Russia plays a waiting game

Russian Ministry of Foreign Affairs
  • After the US expelled 35 Russian diplomats Thursday (as a rebuke to Russia for allegedly supporting efforts to hack key email accounts during the US presidential campaign), Russia's foreign ministry recommended Vladimir Putin retaliate by kicking out a similar number of Americans. But he didn't do it. [NYT / Neil MacFarquhar]
  • There's a simple reason for this: Donald Trump. If Putin retaliated now, it might encourage more escalation from Obama. But come January 20, Putin will have a man in the White House interested in rapprochement with Russia. [FT / Kathrin Hille]
  • Sure enough, Trump praised Putin's decision to "delay" retaliation — praising Putin ("I always said he was smart") as a way to praise himself. [The Atlantic / David A. Graham]
  • It's very easy to get caught up in the psychodrama of Trump's supposed personal admiration for Putin. But Trump's tweet is only another reminder that the actual government Trump is building is stocked full of people with a strong interest in a US/Russian alliance. [Vox / Matt Yglesias]
  • The problem is that it's not clear what benefit the US would get out of such an alliance — or why Russia would want to keep partnering with the US after it's gotten the concession it wants in the short-term (like reversing sanctions and getting the US to stop supporting Syrian rebels). [Vox / Matt Yglesias]
  • Furthermore, Trump and his team continue to deny things about Russian involvement in the US that the intelligence community regards as settled fact — like Trump campaign manager Kellyanne Conway's claim Thursday that the Russian intelligence agency GRU doesn't have any operatives in the US. [The Guardian / Shaun Walker]
  • It's another sign of Trump's lack of interest in deferring to the intelligence community — which might cause management problems for him and his administration, not to mention making it likely that the president remains uninformed. [Washington Post / Michael V. Hayden]

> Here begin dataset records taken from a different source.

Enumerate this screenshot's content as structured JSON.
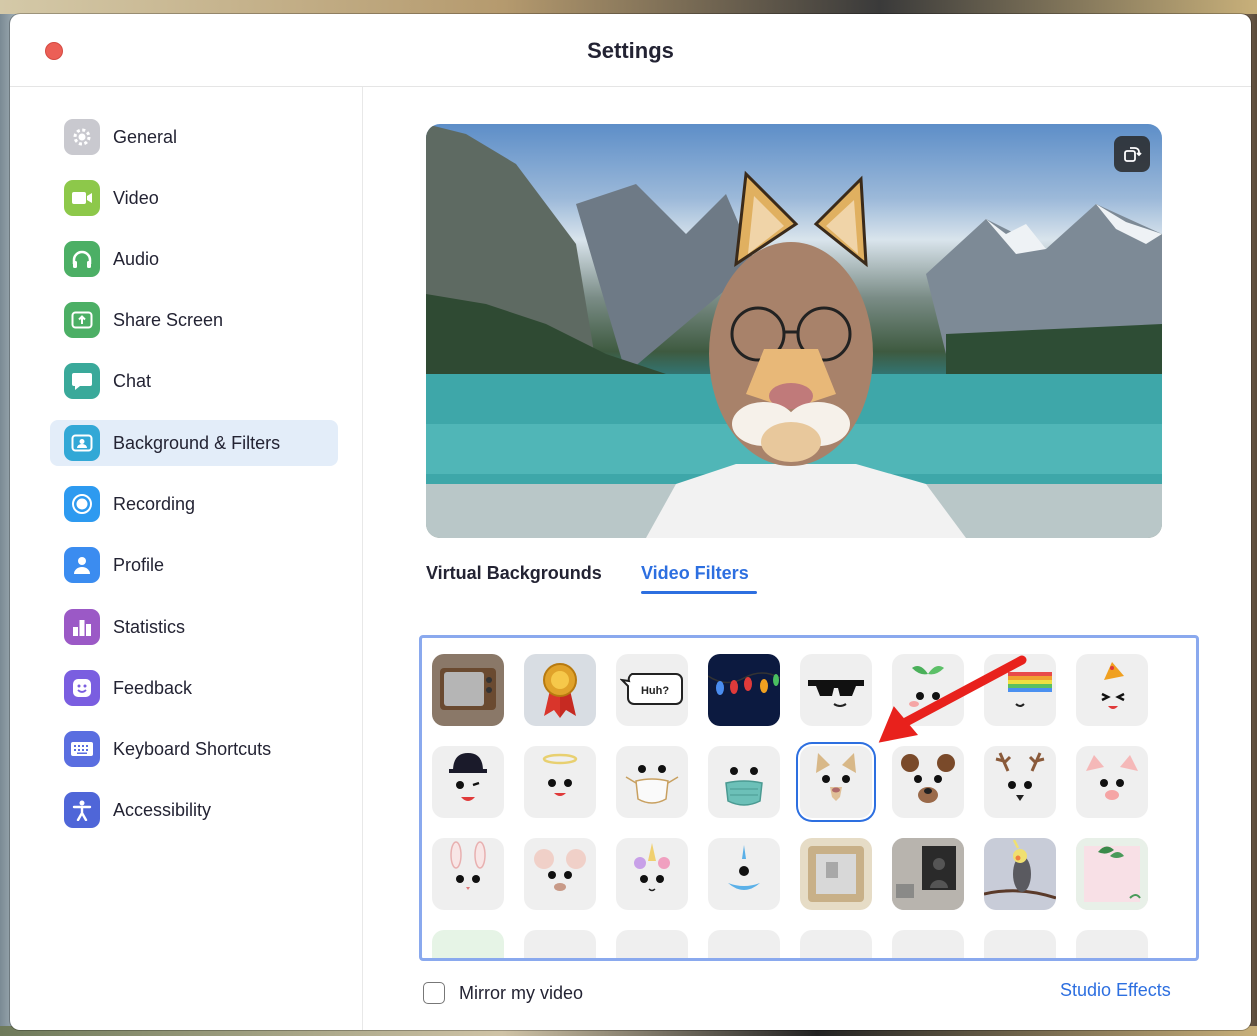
{
  "window": {
    "title": "Settings"
  },
  "sidebar": {
    "items": [
      {
        "label": "General",
        "icon": "gear-icon",
        "color": "#c9c9cf"
      },
      {
        "label": "Video",
        "icon": "video-camera-icon",
        "color": "#8dc84a"
      },
      {
        "label": "Audio",
        "icon": "headphones-icon",
        "color": "#4caf65"
      },
      {
        "label": "Share Screen",
        "icon": "share-screen-icon",
        "color": "#4caf65"
      },
      {
        "label": "Chat",
        "icon": "chat-bubble-icon",
        "color": "#3aa99a"
      },
      {
        "label": "Background & Filters",
        "icon": "person-background-icon",
        "color": "#32a8d6",
        "active": true
      },
      {
        "label": "Recording",
        "icon": "record-icon",
        "color": "#2d9af0"
      },
      {
        "label": "Profile",
        "icon": "profile-icon",
        "color": "#3b8cf0"
      },
      {
        "label": "Statistics",
        "icon": "bar-chart-icon",
        "color": "#9b59c6"
      },
      {
        "label": "Feedback",
        "icon": "smiley-icon",
        "color": "#7a5ee0"
      },
      {
        "label": "Keyboard Shortcuts",
        "icon": "keyboard-icon",
        "color": "#5a6ee0"
      },
      {
        "label": "Accessibility",
        "icon": "accessibility-icon",
        "color": "#4f66d8"
      }
    ]
  },
  "main": {
    "tabs": [
      {
        "label": "Virtual Backgrounds",
        "active": false
      },
      {
        "label": "Video Filters",
        "active": true
      }
    ],
    "filters": [
      {
        "name": "tv-frame",
        "icon": "tv-icon"
      },
      {
        "name": "medal",
        "icon": "medal-icon"
      },
      {
        "name": "speech-bubble",
        "icon": "speech-bubble-icon",
        "text": "Huh?"
      },
      {
        "name": "string-lights",
        "icon": "lights-icon"
      },
      {
        "name": "sunglasses",
        "icon": "sunglasses-icon"
      },
      {
        "name": "sprout",
        "icon": "sprout-icon"
      },
      {
        "name": "rainbow",
        "icon": "rainbow-icon"
      },
      {
        "name": "party-hat",
        "icon": "party-hat-icon"
      },
      {
        "name": "cap",
        "icon": "cap-icon"
      },
      {
        "name": "halo",
        "icon": "halo-icon"
      },
      {
        "name": "face-mask-white",
        "icon": "mask-icon"
      },
      {
        "name": "face-mask-teal",
        "icon": "mask-icon"
      },
      {
        "name": "cat-ears",
        "icon": "cat-icon",
        "selected": true
      },
      {
        "name": "bear",
        "icon": "bear-icon"
      },
      {
        "name": "reindeer",
        "icon": "reindeer-icon"
      },
      {
        "name": "pig",
        "icon": "pig-icon"
      },
      {
        "name": "bunny",
        "icon": "bunny-icon"
      },
      {
        "name": "mouse",
        "icon": "mouse-icon"
      },
      {
        "name": "unicorn",
        "icon": "unicorn-icon"
      },
      {
        "name": "narwhal",
        "icon": "narwhal-icon"
      },
      {
        "name": "picture-frame",
        "icon": "frame-icon"
      },
      {
        "name": "room",
        "icon": "room-icon"
      },
      {
        "name": "cockatiel",
        "icon": "bird-icon"
      },
      {
        "name": "leaf-frame",
        "icon": "leaf-icon"
      }
    ],
    "mirror_label": "Mirror my video",
    "studio_effects_label": "Studio Effects"
  },
  "colors": {
    "accent": "#2d6fe0",
    "selected_nav_bg": "#e3edf9",
    "arrow": "#e8211c"
  }
}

Growing pains on the alt-right

Moment Mobile ED
  • The alt-right — the child of internet troll culture and old-school white supremacism that's basically the youth wing of the Donald Trump coalition — has been emboldened by the president's election. Shockingly, they're encountering some growing pains.
  • For one thing, there's the armed march (organized by the neo-Nazi Daily Stormer) planned in the town of Whitefish, Montana, during the second week of January. Politicians from both parties have condemned the march, and the police are already preparing. [KPAX / Nicole Miller]
  • Whitefish has become something of a flashpoint for the movement. Alt-right godfather Richard Spencer lives there part-time, as does his mother — who he accused of getting harassed by a "pushy," "Jewish" real-estate agent earlier this month, provoking online harassment against local Jews. [Ha'aretz / Allison Kaplan Sommer]
  • Montana has long been a bastion for right-wing movements, but usually they've kept to themselves. As they feel emboldened to move into the mainstream, they're kicking up tensions with other residents, who don't particularly want their ski-resort towns associated with white supremacism. [NPR / Kirk Siegler]
  • The movement's also facing threats from within. An event planned in Washington, DC, for inauguration weekend — called the "Deploraball" — has dissolved into recriminations after one organizer booted another organizer for anti-Semitism, and proceeded to get more or less kicked out of the movement for his trouble. [We Hunted the Mammoth / David Futrelle]
  • The anti-Semitism problem isn't likely to go away, because it's a key point of tension between the incoming Trump administration (which, like other right-populist movements of recent years, is staunchly pro-Israel and anti-Muslim) and the beliefs of the alt-right's biggest leaders, like Spencer. [The Intercept / Glenn Greenwald]
  • Milo Yiannopoulos is one of the few alt-right celebrities who might be able to close the gap. But he's busy promoting himself — getting a book deal with Simon and Schuster that has provoked calls for a boycott of the publisher (an idea Alexandra Schwartz usefully critiques here). [New Yorker / Alexandra Schwartz]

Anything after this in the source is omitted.